Scatter plot diagram showing relationship between MAGE and birth weight percentiles.
No correlation was found between birth weight percentiles and any glycemic variability parameter, including %CV, MAGE, SD, AUC of glucose >120, and AUC of glucose >130 mg/dl (r2∼0) but significant correlations were identified between gestational weight gain and birth weight percentiles (r = .437, P = .002), and between maternal height and birth weight percentiles (r = .369, P = .011) as shown in Table 4.
Table 4.
Correlations Between Birth Weight Percentiles (Olsen) and Glycemic Variability Derived From CGMS.
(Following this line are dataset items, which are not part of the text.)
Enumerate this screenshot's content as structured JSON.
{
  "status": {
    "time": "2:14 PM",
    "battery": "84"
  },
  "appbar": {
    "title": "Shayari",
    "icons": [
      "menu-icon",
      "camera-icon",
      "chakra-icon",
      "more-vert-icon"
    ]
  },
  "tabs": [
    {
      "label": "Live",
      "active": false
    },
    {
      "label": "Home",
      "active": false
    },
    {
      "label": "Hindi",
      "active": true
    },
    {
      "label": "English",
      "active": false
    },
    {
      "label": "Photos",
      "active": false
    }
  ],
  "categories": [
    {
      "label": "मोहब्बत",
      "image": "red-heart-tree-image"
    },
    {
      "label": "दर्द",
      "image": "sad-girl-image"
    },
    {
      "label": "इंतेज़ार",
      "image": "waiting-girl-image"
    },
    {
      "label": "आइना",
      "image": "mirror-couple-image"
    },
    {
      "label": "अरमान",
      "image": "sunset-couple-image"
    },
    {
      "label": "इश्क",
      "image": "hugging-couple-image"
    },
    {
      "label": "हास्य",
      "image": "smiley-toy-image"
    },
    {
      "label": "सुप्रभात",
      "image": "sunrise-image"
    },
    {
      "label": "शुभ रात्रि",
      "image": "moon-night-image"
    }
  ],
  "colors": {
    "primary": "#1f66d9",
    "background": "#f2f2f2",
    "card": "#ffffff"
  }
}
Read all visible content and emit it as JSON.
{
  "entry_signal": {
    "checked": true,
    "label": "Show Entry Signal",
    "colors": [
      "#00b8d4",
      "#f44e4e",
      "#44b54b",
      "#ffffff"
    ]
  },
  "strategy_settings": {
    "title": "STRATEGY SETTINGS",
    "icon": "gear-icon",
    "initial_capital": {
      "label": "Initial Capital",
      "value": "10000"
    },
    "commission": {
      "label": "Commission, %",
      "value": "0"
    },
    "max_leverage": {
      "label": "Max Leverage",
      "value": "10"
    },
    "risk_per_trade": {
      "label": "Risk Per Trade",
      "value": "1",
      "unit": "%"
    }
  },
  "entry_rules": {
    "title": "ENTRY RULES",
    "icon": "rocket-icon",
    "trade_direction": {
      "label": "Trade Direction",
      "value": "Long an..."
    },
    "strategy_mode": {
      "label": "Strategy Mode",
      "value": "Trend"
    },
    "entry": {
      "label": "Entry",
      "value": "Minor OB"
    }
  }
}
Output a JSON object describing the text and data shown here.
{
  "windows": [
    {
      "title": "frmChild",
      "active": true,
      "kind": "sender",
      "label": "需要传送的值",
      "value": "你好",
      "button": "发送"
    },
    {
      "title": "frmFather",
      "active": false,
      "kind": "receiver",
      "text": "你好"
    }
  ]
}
| Mean glycemic value | %CV | MAGE | AUC > 130 mg/dl | AUC > 120 mg/dl | Gestational weight gain | Maternal height | |
|---|---|---|---|---|---|---|---|
| Pearson correlation | 0.214 | −0.081 | 0.007 | 0.066 | 0.121 | 0.437 | 0.369 |
| P valuea | 0.149 | 0.589 | 0.962 | 0.661 | 0.417 | 0.002 | 0.011 |
P < .05 indicates statistical significance.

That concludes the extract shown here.